Plötzlich sprang er erleichtert auf, als hätte er eine komplizierte Rechenaufgabe gelöst.

„Prima Gedanke! Wer kann mir etwas nachweisen, wenn ich vier Namen mehr abhake!“

Es war eine lächerlich einfache Entdeckung mit schwerwiegenden Folgen.

Die erfreuliche Entdeckung setzte Jankel gleich am kommenden Tage in die Tat um.

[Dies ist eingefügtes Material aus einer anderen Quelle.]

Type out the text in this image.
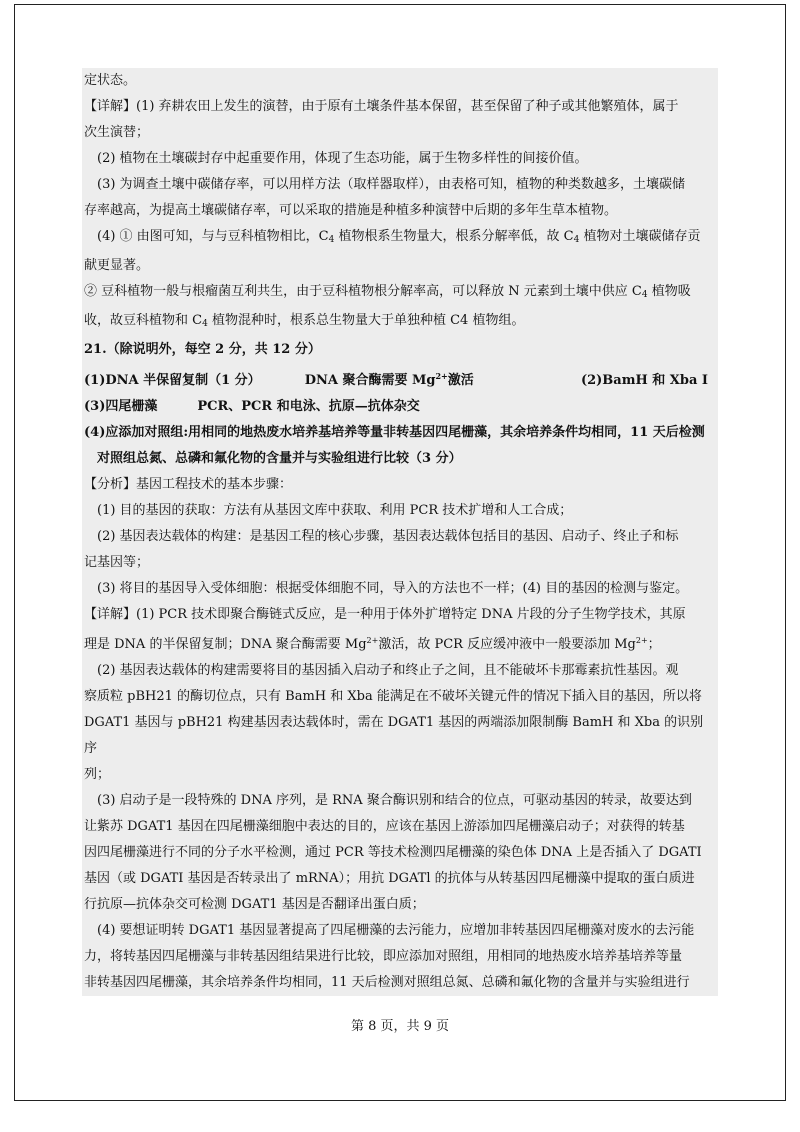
定状态。

【详解】(1) 弃耕农田上发生的演替，由于原有土壤条件基本保留，甚至保留了种子或其他繁殖体，属于

次生演替；

(2) 植物在土壤碳封存中起重要作用，体现了生态功能，属于生物多样性的间接价值。

(3) 为调查土壤中碳储存率，可以用样方法（取样器取样），由表格可知，植物的种类数越多，土壤碳储

存率越高，为提高土壤碳储存率，可以采取的措施是种植多种演替中后期的多年生草本植物。

(4) ① 由图可知，与与豆科植物相比，$C_4$ 植物根系生物量大，根系分解率低，故 $C_4$ 植物对土壤碳储存贡

献更显著。

② 豆科植物一般与根瘤菌互利共生，由于豆科植物根分解率高，可以释放 N 元素到土壤中供应 $C_4$ 植物吸

收，故豆科植物和 $C_4$ 植物混种时，根系总生物量大于单独种植 C4 植物组。

21.（除说明外，每空 2 分，共 12 分）

(1)DNA 半保留复制（1 分）	DNA 聚合酶需要 $Mg^{2+}$激活	(2)BamH 和 Xba Ⅰ
(3)四尾栅藻	PCR、PCR 和电泳、抗原—抗体杂交

(4)应添加对照组:用相同的地热废水培养基培养等量非转基因四尾栅藻，其余培养条件均相同，11 天后检测对照组总氮、总磷和氟化物的含量并与实验组进行比较（3 分）

【分析】基因工程技术的基本步骤：

(1) 目的基因的获取：方法有从基因文库中获取、利用 PCR 技术扩增和人工合成；

(2) 基因表达载体的构建：是基因工程的核心步骤，基因表达载体包括目的基因、启动子、终止子和标

记基因等；

(3) 将目的基因导入受体细胞：根据受体细胞不同，导入的方法也不一样；(4) 目的基因的检测与鉴定。

【详解】(1) PCR 技术即聚合酶链式反应，是一种用于体外扩增特定 DNA 片段的分子生物学技术，其原

理是 DNA 的半保留复制；DNA 聚合酶需要 $Mg^{2+}$激活，故 PCR 反应缓冲液中一般要添加 $Mg^{2+}$；

(2) 基因表达载体的构建需要将目的基因插入启动子和终止子之间，且不能破坏卡那霉素抗性基因。观

察质粒 pBH21 的酶切位点，只有 BamH 和 Xba 能满足在不破坏关键元件的情况下插入目的基因，所以将

DGAT1 基因与 pBH21 构建基因表达载体时，需在 DGAT1 基因的两端添加限制酶 BamH 和 Xba 的识别序

列；

(3) 启动子是一段特殊的 DNA 序列，是 RNA 聚合酶识别和结合的位点，可驱动基因的转录，故要达到

让紫苏 DGAT1 基因在四尾栅藻细胞中表达的目的，应该在基因上游添加四尾栅藻启动子；对获得的转基

因四尾栅藻进行不同的分子水平检测，通过 PCR 等技术检测四尾栅藻的染色体 DNA 上是否插入了 DGATI

基因（或 DGATI 基因是否转录出了 mRNA）；用抗 DGATl 的抗体与从转基因四尾栅藻中提取的蛋白质进

行抗原—抗体杂交可检测 DGAT1 基因是否翻译出蛋白质；

(4) 要想证明转 DGAT1 基因显著提高了四尾栅藻的去污能力，应增加非转基因四尾栅藻对废水的去污能

力，将转基因四尾栅藻与非转基因组结果进行比较，即应添加对照组，用相同的地热废水培养基培养等量

非转基因四尾栅藻，其余培养条件均相同，11 天后检测对照组总氮、总磷和氟化物的含量并与实验组进行

第 8 页，共 9 页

Es ging alles wie geschmiert, und bald ließ die Opposition den Kopf hängen.

Von Jankels riesengroßer Schuld waren nur noch fünf Pfünd übrig, die er Slajonow am folgenden Tage bezahlen wollte. Doch an diesem Tage brach ein Unglück über ihn herein. Nach dem Mittagessen ging er glänzend gelaunt spazieren, und als er zurückkam, trat ihm in der Küche ein neuer Ältester entgegen. Während seiner Abwesenheit war etwas passiert, das er sich niemals hätte träumen lassen.

Vikniksor hatte eine Versammlung einberufen, darauf hingewiesen, daß Tschornych bereits anderthalb Monate als Küchenältester arbeitete, und vorgeschlagen, ihn abzulösen. Dabei hatte der Direktor jedoch festgestellt, daß Jankel sein Amt vorbildlich und korrekt verwaltet habe.